Response by poster: Sorry, the diff output got mangled. The salient difference was

In Xorg.0.log:
(EE) RADEON(0): [drm] Failed to initialize GART heap manager
adding fb map from c25b2000 for e10000 ret 0 244b6000

In Xorg.0.log.old:
(II) RADEON(0): [drm] Initialized kernel GART heap manager, 8388608
adding fb map from c25b2000 for e10000 ret 0 c25b2000

So the older session (which eventually crashed) correctly initialized the GART heap manager, and the one I'm running righ now failed to do so. Hmm...
posted by mqk at 8:57 AM on March 20, 2009


That assertion just screams BUG! A function has been passed null when it was expecting a heap pointer.

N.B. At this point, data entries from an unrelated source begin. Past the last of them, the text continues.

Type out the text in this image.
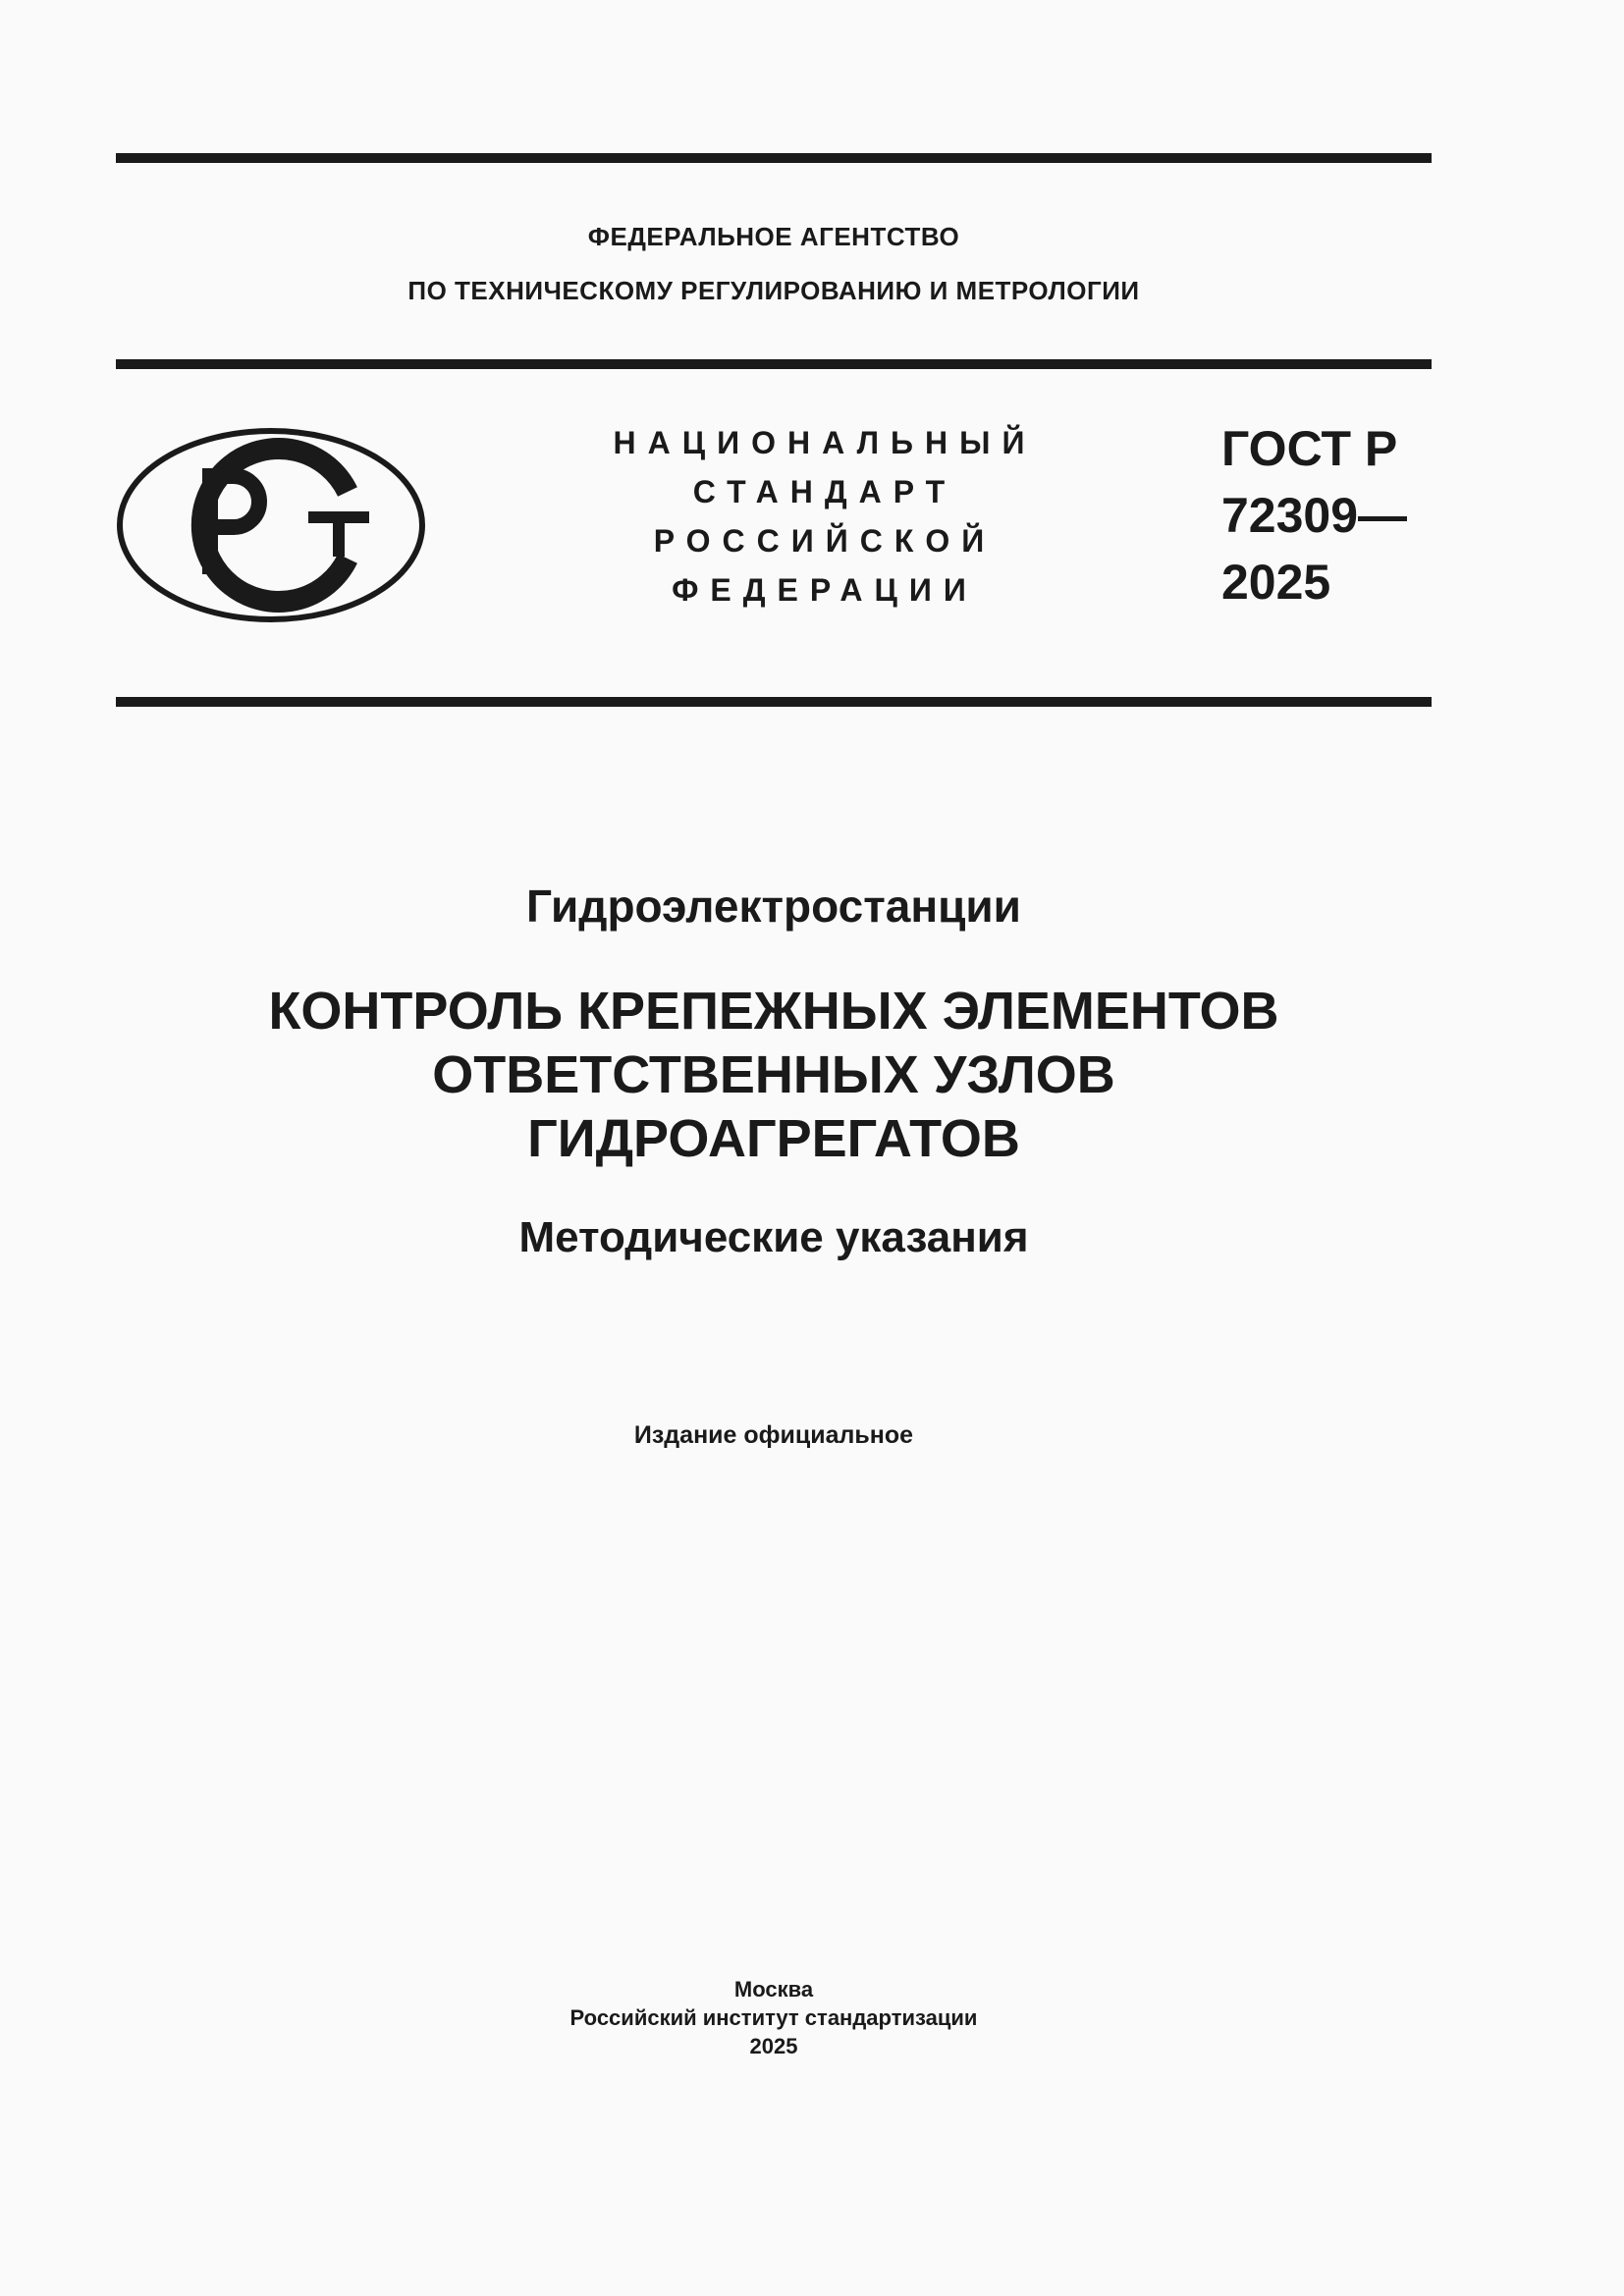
ФЕДЕРАЛЬНОЕ АГЕНТСТВО
ПО ТЕХНИЧЕСКОМУ РЕГУЛИРОВАНИЮ И МЕТРОЛОГИИ
НАЦИОНАЛЬНЫЙ
СТАНДАРТ
РОССИЙСКОЙ
ФЕДЕРАЦИИ
ГОСТ Р
72309—
2025
Гидроэлектростанции
КОНТРОЛЬ КРЕПЕЖНЫХ ЭЛЕМЕНТОВ
ОТВЕТСТВЕННЫХ УЗЛОВ
ГИДРОАГРЕГАТОВ
Методические указания
Издание официальное
Москва
Российский институт стандартизации
2025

(The output in the gdm log is actually the Xorg stdout or stderr IIRC.)
posted by pharm at 2:06 PM on March 20, 2009


NB. Do add that gdm.log output to the redhat bugzilla bug report: they're likely to take an assertion failure more seriously than a non-specific "it crashes sometimes when I do this" report, if only because an assertion failure gives them somewhere to start looking for a problem.